In experimenting with CDFs and nibble encoding, I've concluded that it helps on more even distributions, but my existing modelling for extreme distributions (which I'm dealing with more frequently) still win out. I thought I'd explain how that works here (example taken from fqzcomp):

Model:

Code:

struct SIMPLE_MODEL {
enum { STEP=8 };
SIMPLE_MODEL();
inline void encodeSymbol(RangeCoder *rc, uint16_t sym);
inline int encodeNearSymbol(RangeCoder *rc, uint16_t sym, int dist);
inline uint16_t decodeSymbol(RangeCoder *rc);
protected:
void normalize();
uint32_t TotFreq; // Total frequency
// Array of Symbols approximately sorted by Freq.
struct SymFreqs {
uint8_t Symbol;
uint16_t Freq;
} sentinel, F[NSYM+1];
};

The key thing here is the symbol array F[] is preceded by sentinel. This is initialised with:

Code:

SIMPLE_MODEL<NSYM>::SIMPLE_MODEL() {
for ( int i=0; i<NSYM; i++ ) {
F[i].Symbol = i;
F[i].Freq = 1;
}
TotFreq = NSYM;
sentinel.Symbol = 0;
sentinel.Freq = MAX_FREQ; // Always first; simplifies sorting.
F[NSYM].Freq = 0; // terminates normalize() loop. See below.
}

I have no escape symbols here, so everything has a minimum frequency of 1. It's faster handling it this way, but not as optimal compression, especially on higher orders. Instead I typically ensure NSYM is a suitable value to not leave lots of unused symbols.
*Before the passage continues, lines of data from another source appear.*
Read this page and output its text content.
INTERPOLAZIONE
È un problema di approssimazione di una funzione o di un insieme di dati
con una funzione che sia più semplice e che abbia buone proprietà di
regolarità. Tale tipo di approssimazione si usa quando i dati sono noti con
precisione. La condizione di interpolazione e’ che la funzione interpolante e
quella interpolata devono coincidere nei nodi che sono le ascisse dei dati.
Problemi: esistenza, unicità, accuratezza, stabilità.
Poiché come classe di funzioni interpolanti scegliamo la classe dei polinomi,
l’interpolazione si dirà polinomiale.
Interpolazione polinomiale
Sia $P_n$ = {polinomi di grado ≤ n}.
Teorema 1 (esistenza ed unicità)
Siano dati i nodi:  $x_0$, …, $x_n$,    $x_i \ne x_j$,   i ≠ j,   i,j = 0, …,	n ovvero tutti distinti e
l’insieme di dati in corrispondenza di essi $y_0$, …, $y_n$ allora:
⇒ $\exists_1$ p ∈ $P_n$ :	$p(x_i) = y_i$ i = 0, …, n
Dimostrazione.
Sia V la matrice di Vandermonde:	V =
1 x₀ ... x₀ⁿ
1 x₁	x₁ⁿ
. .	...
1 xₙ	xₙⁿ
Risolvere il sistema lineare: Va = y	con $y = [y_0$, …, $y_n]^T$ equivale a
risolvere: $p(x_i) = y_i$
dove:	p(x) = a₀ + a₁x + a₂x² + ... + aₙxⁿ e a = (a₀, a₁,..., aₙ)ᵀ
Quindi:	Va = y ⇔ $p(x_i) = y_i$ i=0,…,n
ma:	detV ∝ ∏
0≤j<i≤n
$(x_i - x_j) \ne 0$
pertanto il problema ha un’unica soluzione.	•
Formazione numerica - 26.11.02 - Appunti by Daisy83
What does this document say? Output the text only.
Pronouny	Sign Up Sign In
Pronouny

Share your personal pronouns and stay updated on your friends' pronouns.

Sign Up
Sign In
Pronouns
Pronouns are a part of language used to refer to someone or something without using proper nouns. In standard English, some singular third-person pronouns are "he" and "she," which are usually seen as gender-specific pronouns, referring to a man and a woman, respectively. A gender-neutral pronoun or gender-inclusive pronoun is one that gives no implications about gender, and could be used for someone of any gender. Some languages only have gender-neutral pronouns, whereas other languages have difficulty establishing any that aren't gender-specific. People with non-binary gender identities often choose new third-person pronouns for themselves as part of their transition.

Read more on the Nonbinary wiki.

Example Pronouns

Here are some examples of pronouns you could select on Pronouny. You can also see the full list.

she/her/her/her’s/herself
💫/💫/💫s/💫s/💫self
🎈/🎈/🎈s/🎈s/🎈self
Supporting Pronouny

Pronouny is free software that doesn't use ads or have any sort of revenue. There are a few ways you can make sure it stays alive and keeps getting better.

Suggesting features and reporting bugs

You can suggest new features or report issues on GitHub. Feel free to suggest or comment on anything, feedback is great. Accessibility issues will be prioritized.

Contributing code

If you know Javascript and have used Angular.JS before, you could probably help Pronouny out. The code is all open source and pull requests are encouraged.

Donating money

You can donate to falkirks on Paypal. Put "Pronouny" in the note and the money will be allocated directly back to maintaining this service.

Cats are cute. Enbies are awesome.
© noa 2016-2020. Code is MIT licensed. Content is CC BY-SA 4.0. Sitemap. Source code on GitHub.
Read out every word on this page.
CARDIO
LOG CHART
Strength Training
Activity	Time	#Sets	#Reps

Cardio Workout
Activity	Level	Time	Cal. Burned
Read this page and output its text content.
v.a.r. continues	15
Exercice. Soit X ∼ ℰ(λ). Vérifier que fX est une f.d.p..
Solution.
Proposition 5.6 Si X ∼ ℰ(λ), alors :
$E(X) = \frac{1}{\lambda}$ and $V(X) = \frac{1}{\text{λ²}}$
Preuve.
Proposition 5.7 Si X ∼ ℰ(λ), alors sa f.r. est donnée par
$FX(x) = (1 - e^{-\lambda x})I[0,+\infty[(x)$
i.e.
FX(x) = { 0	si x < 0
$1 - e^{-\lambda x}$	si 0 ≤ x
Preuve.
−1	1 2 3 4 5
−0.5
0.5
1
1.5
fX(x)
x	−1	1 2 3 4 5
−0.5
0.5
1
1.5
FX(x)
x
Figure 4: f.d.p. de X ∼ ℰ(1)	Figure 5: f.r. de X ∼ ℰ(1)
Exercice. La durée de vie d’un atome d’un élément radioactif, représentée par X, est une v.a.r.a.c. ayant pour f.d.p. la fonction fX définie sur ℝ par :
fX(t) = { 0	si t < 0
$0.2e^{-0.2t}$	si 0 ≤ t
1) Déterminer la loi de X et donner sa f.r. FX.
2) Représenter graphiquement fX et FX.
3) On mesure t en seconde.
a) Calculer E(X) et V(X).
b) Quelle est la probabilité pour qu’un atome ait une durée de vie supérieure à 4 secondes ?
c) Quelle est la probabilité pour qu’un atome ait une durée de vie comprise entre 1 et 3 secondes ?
The symbol encoding doesn't use a CDF, but instead linearly scans. However it does so on a sorted list with the most likely symbols first, so on extreme distributions this is fast to find:

Code:

template <int NSYM>
inline void SIMPLE_MODEL<NSYM>::encodeSymbol(RangeCoder *rc, uint16_t sym) {
SymFreqs *s = F;
uint32_t AccFreq = 0;
while (s->Symbol != sym)
AccFreq += s++->Freq;
rc->Encode(AccFreq, s->Freq, TotFreq);
s->Freq += STEP;
TotFreq += STEP;
if (TotFreq > MAX_FREQ)
normalize();
/* Keep approx sorted */
if (s[0].Freq > s[-1].Freq) {
SymFreqs t = s[0];
s[0] = s[-1];
s[-1] = t;
}
}

The last part of that just swaps the current symbol with the previous symbol if it's larger. This is one single step from a bubble sort, distributed across each symbol encode. The Sentinel value we defined earlier forces this to not underrun the array (although I it's rather dodgy it being a separate variable rather than an *actual* element -1 in the array). We can also only do this swap periodically (I used to have a "bub_count" variable for this and do every 16 symbols), but it's an extra comparison and not worth it generally.

While I've been experimenting with doing SIMD encoding and decoding of 16-wide CDFs, I just can't get it to run significantly faster than the above on most of the data sets I'm working on. Maybe your mileage will vary, but it's worth considering with adaptive modelling.